While this would address capacity needs in Vancouver, it does not tackle the issues in Richmond where 2-car trains can be as infrequent as every 7 minutes during peak hours and every 20 minutes at night.
Image: Vancity Buzz
3. Longer platforms and trains
Stations platforms, with the exception of a few, are currently 40 metres long but can all be expanded to 50 metres to increase platform circulation space and allow for 3-car trains.
A third ‘mini-car’ approximately 10 metres in length can be inserted between each 2-car train of the existing fleet to create 3-car fully articulated trains.
Image: Canada Line Photos
4. Side seating in trains
Train interior seating arrangements can be retrofitted from row seating to side seating. This marginal reduction in seating capacity will not only open up additional standing space and greatly increase the overall capacity of each train but also improve passenger entry/exit circulation at the doors.
With the current seating arrangement and orientation, the Canada Line’s 2-car train capacity is at 334 passengers.
Inefficient: Canada Line Hyundai Rotem train row seating configuration.
Image: Dan Udey
Efficient: Hong Kong MTR train side seating configuration.

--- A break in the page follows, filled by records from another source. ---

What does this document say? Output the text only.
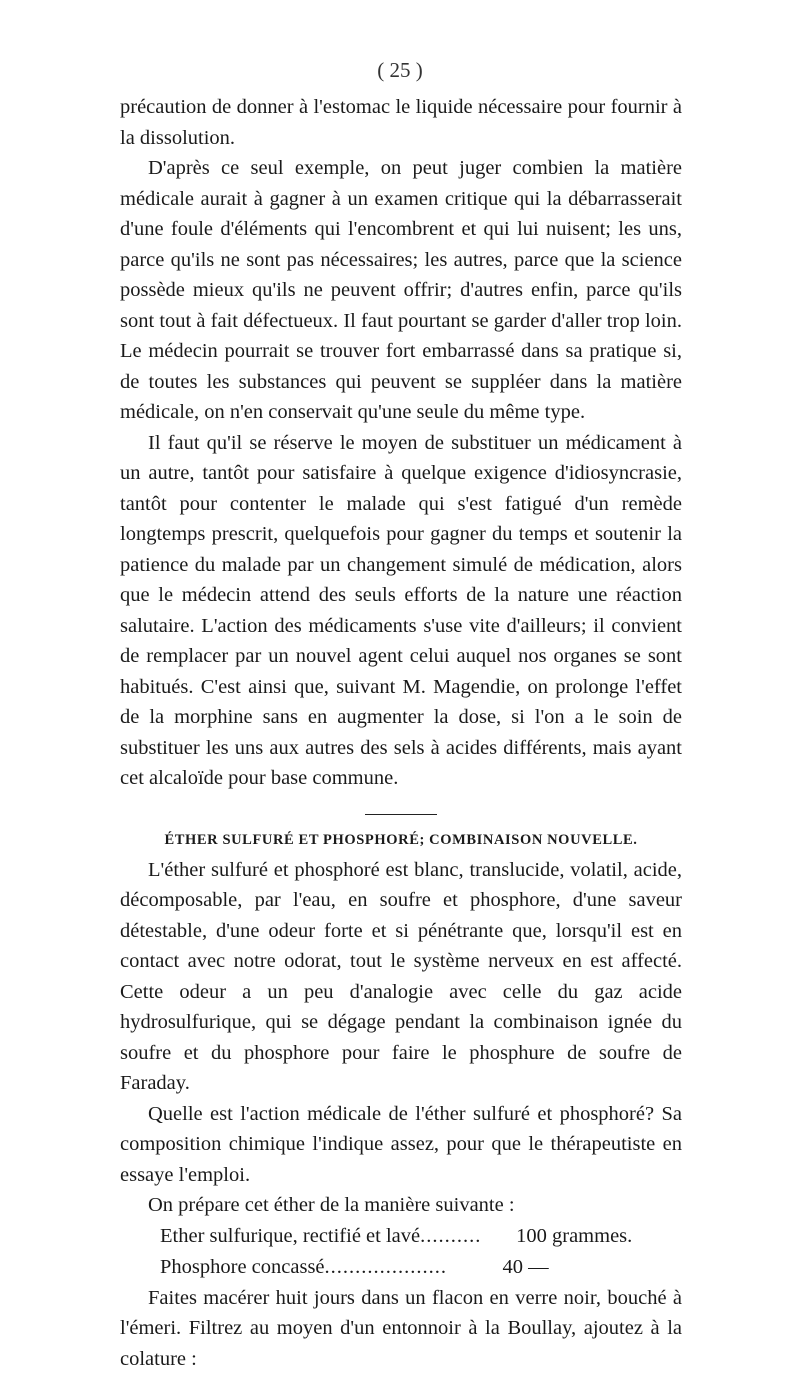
( 25 )

précaution de donner à l'estomac le liquide nécessaire pour fournir à la dissolution.

D'après ce seul exemple, on peut juger combien la matière médicale aurait à gagner à un examen critique qui la débarrasserait d'une foule d'éléments qui l'encombrent et qui lui nuisent; les uns, parce qu'ils ne sont pas nécessaires; les autres, parce que la science possède mieux qu'ils ne peuvent offrir; d'autres enfin, parce qu'ils sont tout à fait défectueux. Il faut pourtant se garder d'aller trop loin. Le médecin pourrait se trouver fort embarrassé dans sa pratique si, de toutes les substances qui peuvent se suppléer dans la matière médicale, on n'en conservait qu'une seule du même type.

Il faut qu'il se réserve le moyen de substituer un médicament à un autre, tantôt pour satisfaire à quelque exigence d'idiosyncrasie, tantôt pour contenter le malade qui s'est fatigué d'un remède longtemps prescrit, quelquefois pour gagner du temps et soutenir la patience du malade par un changement simulé de médication, alors que le médecin attend des seuls efforts de la nature une réaction salutaire. L'action des médicaments s'use vite d'ailleurs; il convient de remplacer par un nouvel agent celui auquel nos organes se sont habitués. C'est ainsi que, suivant M. Magendie, on prolonge l'effet de la morphine sans en augmenter la dose, si l'on a le soin de substituer les uns aux autres des sels à acides différents, mais ayant cet alcaloïde pour base commune.

ÉTHER SULFURÉ ET PHOSPHORÉ; COMBINAISON NOUVELLE.

L'éther sulfuré et phosphoré est blanc, translucide, volatil, acide, décomposable, par l'eau, en soufre et phosphore, d'une saveur détestable, d'une odeur forte et si pénétrante que, lorsqu'il est en contact avec notre odorat, tout le système nerveux en est affecté. Cette odeur a un peu d'analogie avec celle du gaz acide hydrosulfurique, qui se dégage pendant la combinaison ignée du soufre et du phosphore pour faire le phosphure de soufre de Faraday.

Quelle est l'action médicale de l'éther sulfuré et phosphoré? Sa composition chimique l'indique assez, pour que le thérapeutiste en essaye l'emploi.

On prépare cet éther de la manière suivante :

Ether sulfurique, rectifié et lavé ..........	100 grammes.
Phosphore concassé ....................	40 —

Faites macérer huit jours dans un flacon en verre noir, bouché à l'émeri. Filtrez au moyen d'un entonnoir à la Boullay, ajoutez à la colature :
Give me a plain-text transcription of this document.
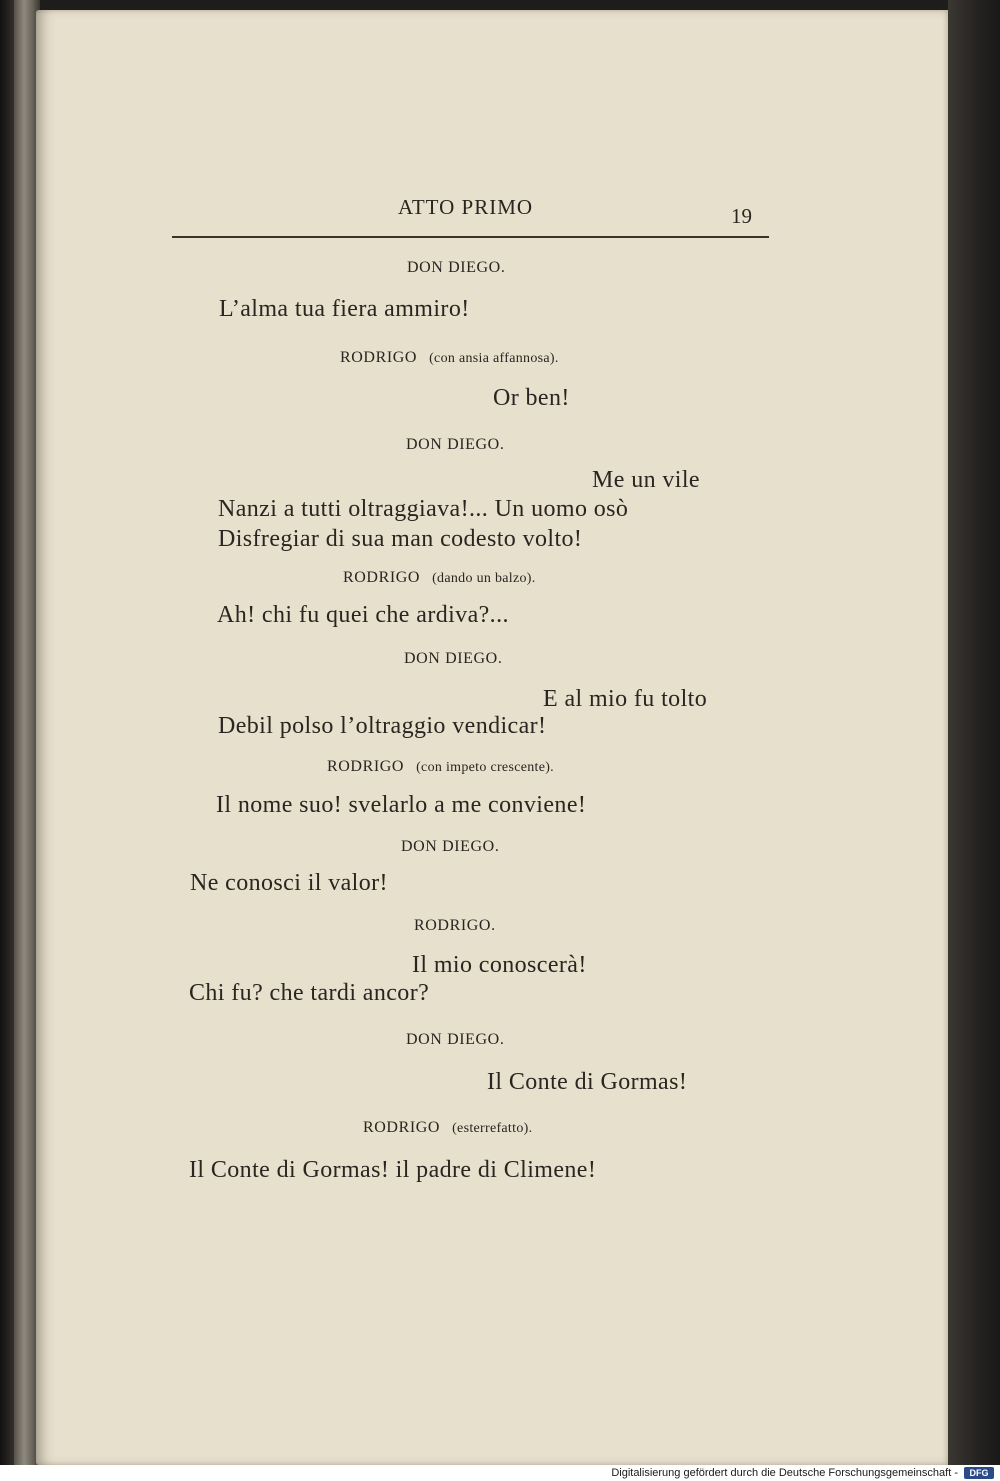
ATTO PRIMO	19
DON DIEGO.
L’alma tua fiera ammiro!
RODRIGO (con ansia affannosa).
Or ben!
DON DIEGO.
Me un vile
Nanzi a tutti oltraggiava!... Un uomo osò
Disfregiar di sua man codesto volto!
RODRIGO (dando un balzo).
Ah! chi fu quei che ardiva?...
DON DIEGO.
E al mio fu tolto
Debil polso l’oltraggio vendicar!
RODRIGO (con impeto crescente).
Il nome suo! svelarlo a me conviene!
DON DIEGO.
Ne conosci il valor!
RODRIGO.
Il mio conoscerà!
Chi fu? che tardi ancor?
DON DIEGO.
Il Conte di Gormas!
RODRIGO (esterrefatto).
Il Conte di Gormas! il padre di Climene!
Digitalisierung gefördert durch die Deutsche Forschungsgemeinschaft -	DFG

Image: Dennis Tsang via Flickr
The installation of platform edge doors on the Canada Line would not only improve passenger safety but also increase the usable space on the platform, especially during occasions of overcrowding.
Unlike the Expo and Millennium Lines, the Canada Line’s rolling stock of train cars have the same door spacings that can permit the installation of such equipment.
6. Double tracking final stretches before YVR-Airport and Richmond-Brighouse Stations
The final 650 metre stretches of both YVR-Airport and Richmond-Brighouse Stations could be double-tracked to increase the automated system’s maximum potential frequency.
Currently, single tracking begins just south of Lansdowne Station and immediately west of the future site of the airport’s fourth station (between YVR-Airport and Sea Island Centre Stations).
7. Reintroduce the 98 B-Line on Granville Street
The 98 B-Line rapid bus service from Waterfront Station to Richmond Centre via Granville Street and No. 3 Road was discontinued after the Canada Line went into service. Its 40,000 riders per day were largely transplanted onto the Canada Line, which serves the same north-south corridor between Vancouver and Richmond as the 98 B-Line.
A similar rapid bus service could be reactivated on Granville Street to help alleviate congestion on the Canada Line.
Image: Dennis Tsang via Flickr
8. Arbutus Line
In the distant future, when Canada Line capacity is completely maxed out, a secondary north-south light rail or fully grade separated system could be built on the Arbutus Corridor to complement the Canada Line.
However, the availability of the Arbutus Corridor for such a future use is up in the air. The Canadian Pacific Railway wants to utilize the railway for its development potential while the City of Vancouver wants to maintain it as a greenway for purposes that include a future light rail line.